What am I doing? The thought seized my brain every few minutes, and I’d try to smother the panic with some relaxation exercises Dr. Wright had suggested at my follow-up appointment: deep breaths, calm thoughts, deep breaths, calm thoughts, deep breaths, calm thoughts. Dr. Wright really was full of crap.
At fifteen minutes to go, I started pacing faster, this time in a wide loop around the dressing room: between the coffee table and the sofa, over the ottoman, around the piano, down the mirrored wall, repeat.
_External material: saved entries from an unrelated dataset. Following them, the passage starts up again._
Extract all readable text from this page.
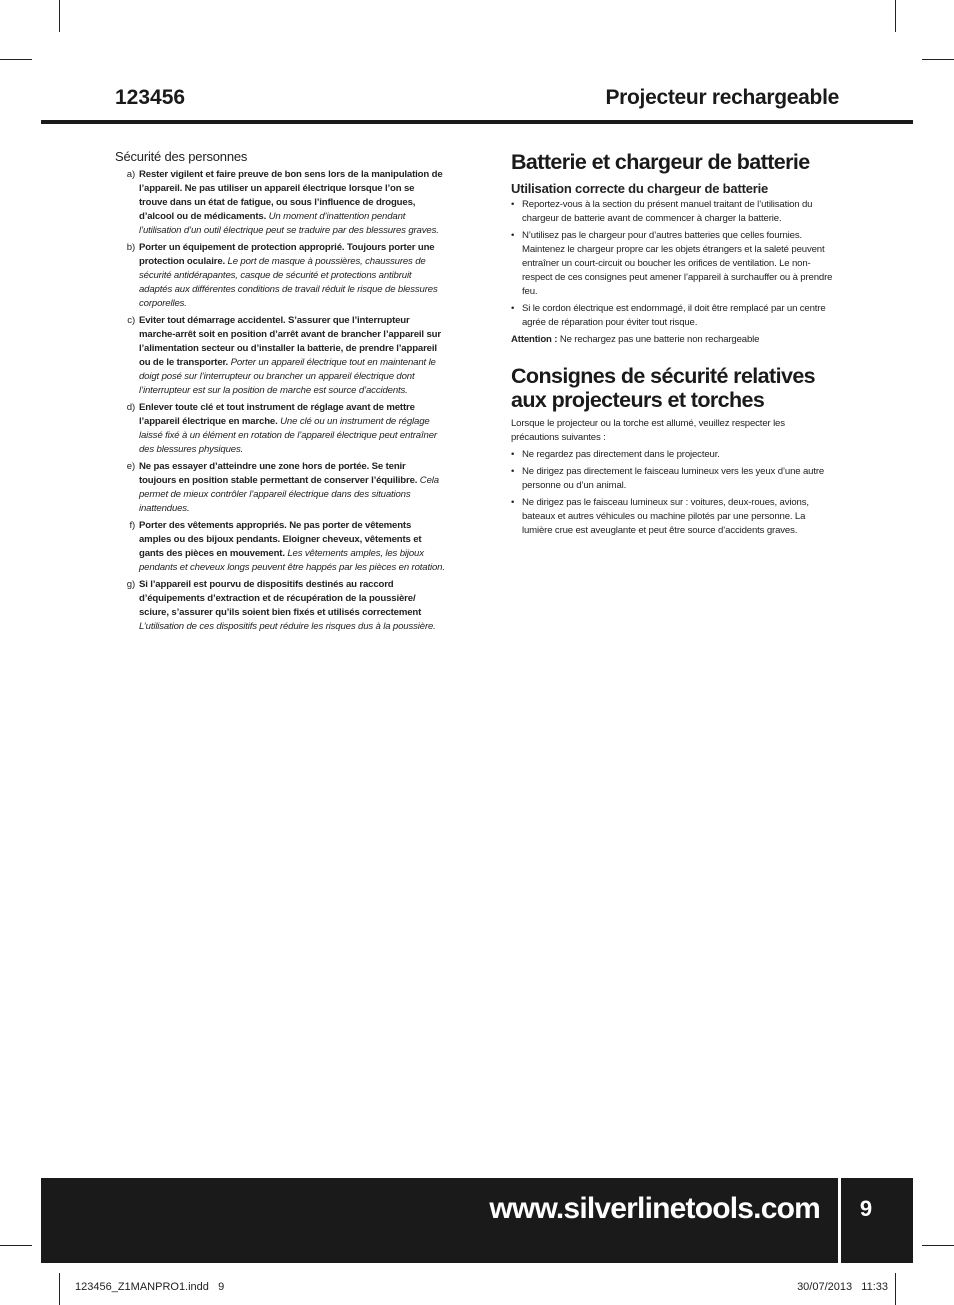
123456	Projecteur rechargeable
Sécurité des personnes
a) Rester vigilent et faire preuve de bon sens lors de la manipulation de l’appareil. Ne pas utiliser un appareil électrique lorsque l’on se trouve dans un état de fatigue, ou sous l’influence de drogues, d’alcool ou de médicaments. Un moment d’inattention pendant l’utilisation d’un outil électrique peut se traduire par des blessures graves.
b) Porter un équipement de protection approprié. Toujours porter une protection oculaire. Le port de masque à poussières, chaussures de sécurité antidérapantes, casque de sécurité et protections antibruit adaptés aux différentes conditions de travail réduit le risque de blessures corporelles.
c) Eviter tout démarrage accidentel. S’assurer que l’interrupteur marche-arrêt soit en position d’arrêt avant de brancher l’appareil sur l’alimentation secteur ou d’installer la batterie, de prendre l’appareil ou de le transporter. Porter un appareil électrique tout en maintenant le doigt posé sur l’interrupteur ou brancher un appareil électrique dont l’interrupteur est sur la position de marche est source d’accidents.
d) Enlever toute clé et tout instrument de réglage avant de mettre l’appareil électrique en marche. Une clé ou un instrument de réglage laissé fixé à un élément en rotation de l’appareil électrique peut entraîner des blessures physiques.
e) Ne pas essayer d’atteindre une zone hors de portée. Se tenir toujours en position stable permettant de conserver l’équilibre. Cela permet de mieux contrôler l’appareil électrique dans des situations inattendues.
f) Porter des vêtements appropriés. Ne pas porter de vêtements amples ou des bijoux pendants. Eloigner cheveux, vêtements et gants des pièces en mouvement. Les vêtements amples, les bijoux pendants et cheveux longs peuvent être happés par les pièces en rotation.
g) Si l’appareil est pourvu de dispositifs destinés au raccord d’équipements d’extraction et de récupération de la poussière/ sciure, s’assurer qu’ils soient bien fixés et utilisés correctement L’utilisation de ces dispositifs peut réduire les risques dus à la poussière.
Batterie et chargeur de batterie
Utilisation correcte du chargeur de batterie
• Reportez-vous à la section du présent manuel traitant de l’utilisation du chargeur de batterie avant de commencer à charger la batterie.
• N’utilisez pas le chargeur pour d’autres batteries que celles fournies. Maintenez le chargeur propre car les objets étrangers et la saleté peuvent entraîner un court-circuit ou boucher les orifices de ventilation. Le non-respect de ces consignes peut amener l’appareil à surchauffer ou à prendre feu.
• Si le cordon électrique est endommagé, il doit être remplacé par un centre agrée de réparation pour éviter tout risque.

Attention : Ne rechargez pas une batterie non rechargeable

Consignes de sécurité relatives
aux projecteurs et torches

Lorsque le projecteur ou la torche est allumé, veuillez respecter les précautions suivantes :

• Ne regardez pas directement dans le projecteur.
• Ne dirigez pas directement le faisceau lumineux vers les yeux d’une autre personne ou d’un animal.
• Ne dirigez pas le faisceau lumineux sur : voitures, deux-roues, avions, bateaux et autres véhicules ou machine pilotés par une personne. La lumière crue est aveuglante et peut être source d’accidents graves.
www.silverlinetools.com	9
123456_Z1MANPRO1.indd   9	30/07/2013   11:33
My legs shook under me, but the repetition was oddly numbing. An image of the polar bears in the Lincoln Park Zoo came to my mind, lumbering pitifully around their cages in the same circuit over and over. Maybe they had anxiety issues too.
Where was she? Diana was never late, so being late to a performance was completely unthinkable. My stomach still hurt from the puking. Would she be able to tell? I looked in the mirror. Scary. My skin was an eerie greenish-white, my stage makeup even more garish than usual. Glossy red lipstick, green eye shadow over bloodshot eyes—I looked like a circus clown with the stomach flu. I’d taken off my shirt before hair and makeup, and was wearing just jeans and a bra, adding another layer of weird to the image in the mirror. How could Jeremy kiss that face?
I opened the closet and took out the dress bag holding my backup, a navy blue organza dress with a sweetheart neckline. I was deciding whether I should put it on or go back to the bathroom to throw up again, when the door swung open.